Cerita Alumni

Esai Inayatul Fitriyah

Alumni. Sebuah julukan yang kerap diperuntukkan bagi mereka yang telah menamatkan sebuah jenjang pendidikan.

Berbicara tentang alumni, saat ini saya ingin mengutip sedikit tentang alumni pesantren.

Sebagian dari mereka pasti ingin cepat-cepat menamatkan pendidikannya dan menjadi alumni, dengan pikiran, “Wah, enak jadi alumni. Udah bebas ngapain aja. Enggak terkekang sama peraturan lagi. Gak ginilah, gak gitulah, dan bla … bla … bla.”

Akan tetapi, ketahuilah!
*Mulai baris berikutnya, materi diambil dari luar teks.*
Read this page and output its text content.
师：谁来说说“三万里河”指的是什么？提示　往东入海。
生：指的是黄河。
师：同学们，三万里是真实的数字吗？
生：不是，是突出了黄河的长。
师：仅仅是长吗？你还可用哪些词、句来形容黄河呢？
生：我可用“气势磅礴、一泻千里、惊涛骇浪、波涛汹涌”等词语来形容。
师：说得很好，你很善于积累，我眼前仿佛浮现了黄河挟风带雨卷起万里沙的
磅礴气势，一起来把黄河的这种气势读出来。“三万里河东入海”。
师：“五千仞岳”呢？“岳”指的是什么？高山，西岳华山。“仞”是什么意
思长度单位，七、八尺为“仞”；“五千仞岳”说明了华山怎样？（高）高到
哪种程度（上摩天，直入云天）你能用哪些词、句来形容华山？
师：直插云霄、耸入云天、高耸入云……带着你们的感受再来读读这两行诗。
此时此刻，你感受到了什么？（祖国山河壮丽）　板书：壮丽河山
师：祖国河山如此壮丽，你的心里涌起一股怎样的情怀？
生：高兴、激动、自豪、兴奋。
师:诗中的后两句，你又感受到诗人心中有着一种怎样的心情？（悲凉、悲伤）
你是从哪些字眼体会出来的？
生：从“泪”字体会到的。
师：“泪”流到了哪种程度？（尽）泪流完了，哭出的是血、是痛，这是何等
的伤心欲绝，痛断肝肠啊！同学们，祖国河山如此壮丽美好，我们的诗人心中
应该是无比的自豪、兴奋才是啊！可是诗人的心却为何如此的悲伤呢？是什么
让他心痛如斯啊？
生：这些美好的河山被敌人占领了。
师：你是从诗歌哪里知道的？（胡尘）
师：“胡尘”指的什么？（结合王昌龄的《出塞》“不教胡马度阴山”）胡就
Menjadi alumni tidaklah seseru yang dibayangkan. Kenapa? Karena setelah menamatkan pendidikan dalam lingkup pesantren, kita akan bergaul dengan masyarakat luas. Itu membuat kita harus mengikuti pola pikir kehidupan masyarakat sekitar.

Menyandang predikat santri, membuat kita akan dicap baik oleh sebagian masyarakat. Dari sini, kita dituntut untuk menjaga sikap dan menjaga nama baik pesantren. Ini semacam sudah menjadi tanggung jawab kita sejak mengikrarkan diri sebagai seorang santri.

“Eh, itu bukannya santri Kiai A, kok sekarang buka aurat, ya? Sering ketemuan juga sama lawan jenis, pakai Jeans, pakai baju ketat, dan bla … bla … bla.” 


Pasti akan ada cacian seperti ini jika kita sudah salah bertindak. Beda lagi dari hal ini, menyandang predikat santri juga membuat masyarakat beranggapan bahwa kita adalah orang alim, sudah pandai dalam urusan agama. Sehingga orang-orang datang kepada kita, meminta untuk menjadi pemimpin doa dalam acara syukuran anaknya, misalnya.

Mereka tidak tahu bahwa di pesantren, beberapa santri terkadang hanya mengikuti serangkaian kegiatan dengan tidak ikhlas, yang penting ikut dan selesai.

Pada saat itu pun kita hanya bisa cengengesan, berpura-pura menyanggupi permintaan tersebut karena tak ingin merusak predikat alumni santri yang disandang. Saat pembacaan doa dimulai maka berbagai jenis doa yang sudah dihafal si santri, ia lantunkan. Doa sebelum makan, doa sebelum tidur, sebelum masuk kamar mandi, atau mungkin sebuah kutipan bahasa Arab yang tak sengaja dihafal turut dilantunkan. “Toh, yang penting berbahasa Arab, orang-orang pun tidak akan menyadarinya apalagi mengerti akan artinya,” pikirnya.

Ternyata, tidak semudah itu, Ferguso!!! Menjadi alumni, kita diharuskan untuk mempertanggungjawabkan predikat santri yang pernah disandang. Seorang santri yang dididik oleh seorang kiai, tentulah akan bersikap baik-baik layaknya kiai. Begitu pikir orang-orang.

Sedikit pesan untuk kalian yang masih berstatus santri dan akan segera menyandang gelar alumni, perbaikilah segala sikap yang mungkin beranggapan masa bodo dengan kegiatan sana, tidak terlalu memedulikan perintah dan amanat dari ustaz/ustazah, bahkan kerap kali melanggar karena tak ingin diatur. Ingat! Ketika kalian sudah keluar dari zona nyaman pesantren, kalian akan dihadapkan dengan pola pikir masyarakat yang akan jauh berbanding terbalik dengan pemikiran kita.